Anche se l’estate è ufficialmente terminata da più di una settimana si sa che a Brindisi la bella stagione è dura a morire e, almeno per ciò che concerne le condizioni meteo e la voglia dei brindisini di continuare ad andare a mare, si potrà proseguire ancora per qualche settimana.
Ovviamente non c’è più il tutto esaurito ferragostano e, allora, per chi ama le immersioni subacquee, è possibile programmare qualche scorribanda in posti che, in estate, sono invasi dalla presenza umana.
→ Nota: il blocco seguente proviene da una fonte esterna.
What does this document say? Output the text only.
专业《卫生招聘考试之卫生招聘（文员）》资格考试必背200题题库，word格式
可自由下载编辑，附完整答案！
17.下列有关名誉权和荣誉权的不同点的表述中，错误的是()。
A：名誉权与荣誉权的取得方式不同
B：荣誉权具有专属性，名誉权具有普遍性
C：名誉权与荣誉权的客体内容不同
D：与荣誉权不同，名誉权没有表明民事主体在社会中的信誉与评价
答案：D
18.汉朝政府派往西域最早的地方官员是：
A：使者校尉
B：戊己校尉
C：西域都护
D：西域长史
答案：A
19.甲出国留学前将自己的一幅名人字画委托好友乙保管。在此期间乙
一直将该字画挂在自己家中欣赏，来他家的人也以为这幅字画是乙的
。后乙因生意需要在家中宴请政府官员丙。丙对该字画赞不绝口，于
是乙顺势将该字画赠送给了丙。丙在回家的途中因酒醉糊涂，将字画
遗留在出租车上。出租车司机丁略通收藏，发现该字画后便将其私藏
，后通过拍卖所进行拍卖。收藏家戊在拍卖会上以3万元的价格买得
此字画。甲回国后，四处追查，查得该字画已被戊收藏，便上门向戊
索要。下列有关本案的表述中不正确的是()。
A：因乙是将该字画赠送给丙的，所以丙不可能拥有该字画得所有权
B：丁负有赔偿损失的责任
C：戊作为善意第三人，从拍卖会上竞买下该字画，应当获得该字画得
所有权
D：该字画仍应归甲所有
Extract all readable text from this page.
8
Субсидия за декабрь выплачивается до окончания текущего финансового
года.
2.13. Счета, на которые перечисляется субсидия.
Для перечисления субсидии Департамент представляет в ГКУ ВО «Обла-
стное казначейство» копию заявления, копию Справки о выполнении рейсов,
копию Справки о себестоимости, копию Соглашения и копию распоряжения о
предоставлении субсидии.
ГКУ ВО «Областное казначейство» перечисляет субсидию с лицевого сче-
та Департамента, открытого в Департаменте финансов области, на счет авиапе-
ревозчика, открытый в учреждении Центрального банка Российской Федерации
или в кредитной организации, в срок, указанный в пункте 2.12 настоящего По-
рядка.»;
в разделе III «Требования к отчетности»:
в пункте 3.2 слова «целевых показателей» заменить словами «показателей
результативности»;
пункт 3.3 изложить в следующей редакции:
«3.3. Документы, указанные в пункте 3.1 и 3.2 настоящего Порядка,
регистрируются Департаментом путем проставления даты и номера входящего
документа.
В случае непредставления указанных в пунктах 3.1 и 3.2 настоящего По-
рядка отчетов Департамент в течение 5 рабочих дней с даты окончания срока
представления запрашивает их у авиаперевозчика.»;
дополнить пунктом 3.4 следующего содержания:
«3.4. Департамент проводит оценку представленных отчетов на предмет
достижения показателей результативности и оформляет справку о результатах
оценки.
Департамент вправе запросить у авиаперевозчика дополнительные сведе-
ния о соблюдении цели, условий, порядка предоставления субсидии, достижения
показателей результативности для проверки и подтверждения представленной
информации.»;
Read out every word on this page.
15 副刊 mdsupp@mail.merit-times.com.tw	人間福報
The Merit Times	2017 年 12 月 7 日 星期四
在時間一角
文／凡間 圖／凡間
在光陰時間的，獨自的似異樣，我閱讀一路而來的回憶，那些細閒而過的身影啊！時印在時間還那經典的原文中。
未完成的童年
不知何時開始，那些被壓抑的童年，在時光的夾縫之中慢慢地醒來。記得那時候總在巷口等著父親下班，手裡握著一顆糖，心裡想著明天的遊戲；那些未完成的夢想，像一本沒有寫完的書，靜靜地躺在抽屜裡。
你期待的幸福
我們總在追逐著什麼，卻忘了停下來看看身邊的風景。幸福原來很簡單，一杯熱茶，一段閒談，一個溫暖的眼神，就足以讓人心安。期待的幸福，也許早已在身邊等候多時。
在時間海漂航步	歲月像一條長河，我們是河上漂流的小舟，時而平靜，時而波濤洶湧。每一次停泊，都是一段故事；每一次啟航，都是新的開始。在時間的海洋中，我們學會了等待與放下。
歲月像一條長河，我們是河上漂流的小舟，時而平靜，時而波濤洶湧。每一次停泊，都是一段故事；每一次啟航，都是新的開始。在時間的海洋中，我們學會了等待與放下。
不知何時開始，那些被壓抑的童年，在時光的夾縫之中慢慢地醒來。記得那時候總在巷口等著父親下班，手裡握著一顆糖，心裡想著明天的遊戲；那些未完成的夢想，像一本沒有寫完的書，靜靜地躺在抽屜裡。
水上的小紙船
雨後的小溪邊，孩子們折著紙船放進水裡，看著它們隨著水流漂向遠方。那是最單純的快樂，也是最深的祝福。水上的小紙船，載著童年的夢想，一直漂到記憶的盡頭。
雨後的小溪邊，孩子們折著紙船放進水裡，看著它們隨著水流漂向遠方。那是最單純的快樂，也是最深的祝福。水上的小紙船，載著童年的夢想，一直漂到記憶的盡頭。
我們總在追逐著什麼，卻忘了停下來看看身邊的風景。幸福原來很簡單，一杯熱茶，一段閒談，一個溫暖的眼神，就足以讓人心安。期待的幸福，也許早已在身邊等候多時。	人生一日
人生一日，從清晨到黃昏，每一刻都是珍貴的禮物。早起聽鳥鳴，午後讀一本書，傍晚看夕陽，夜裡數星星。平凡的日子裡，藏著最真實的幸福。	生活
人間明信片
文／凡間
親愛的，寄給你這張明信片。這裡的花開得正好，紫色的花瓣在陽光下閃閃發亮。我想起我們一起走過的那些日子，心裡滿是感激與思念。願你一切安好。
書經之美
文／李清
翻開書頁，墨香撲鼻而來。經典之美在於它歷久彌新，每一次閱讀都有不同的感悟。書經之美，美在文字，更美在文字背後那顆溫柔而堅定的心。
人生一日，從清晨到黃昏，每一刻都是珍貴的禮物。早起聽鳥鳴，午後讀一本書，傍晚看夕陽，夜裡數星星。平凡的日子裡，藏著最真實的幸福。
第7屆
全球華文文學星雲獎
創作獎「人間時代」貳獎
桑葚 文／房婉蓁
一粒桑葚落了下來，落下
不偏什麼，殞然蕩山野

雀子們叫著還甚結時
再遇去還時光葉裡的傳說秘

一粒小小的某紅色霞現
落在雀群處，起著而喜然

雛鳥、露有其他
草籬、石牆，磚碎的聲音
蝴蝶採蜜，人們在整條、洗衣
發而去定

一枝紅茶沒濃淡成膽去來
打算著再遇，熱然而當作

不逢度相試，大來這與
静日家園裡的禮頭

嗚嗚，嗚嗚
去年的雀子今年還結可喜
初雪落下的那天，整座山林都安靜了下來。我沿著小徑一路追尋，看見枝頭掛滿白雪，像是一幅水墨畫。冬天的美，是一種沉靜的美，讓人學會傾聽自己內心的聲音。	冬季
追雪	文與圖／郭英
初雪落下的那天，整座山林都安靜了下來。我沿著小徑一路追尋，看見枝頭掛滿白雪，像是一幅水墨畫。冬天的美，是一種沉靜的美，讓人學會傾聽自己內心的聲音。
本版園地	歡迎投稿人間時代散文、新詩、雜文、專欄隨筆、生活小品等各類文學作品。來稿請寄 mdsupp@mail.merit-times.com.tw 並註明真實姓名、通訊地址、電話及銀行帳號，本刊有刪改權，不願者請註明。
Il che, al netto della confusione e degli schiamazzi che regnano sulle spiagge e la difficoltà di poter giungere con l’auto vicino alla riva – difficile altrimenti trasportare le bombole e le altre attrezzature necessarie – fa anche si che i pesci e molti altri organismi marini si tengano ben lontani dalla linea di costa, preferendo la maggiore tranquillità che regna al largo.
L’inizio dell’autunno, pertanto, è anche il periodo ideale per cercare nuovi luoghi di immersione o, magari, riscoprire posti che non si visitavano da anni.
E’ nata così l’idea di prendere il mare da una corta e stretta striscia di litorale roccioso, di libero accesso, posta fra Hemingway Beach ed il Lido del Carabiniere, a cui si accede da una stradina che aggira un fitto canneto.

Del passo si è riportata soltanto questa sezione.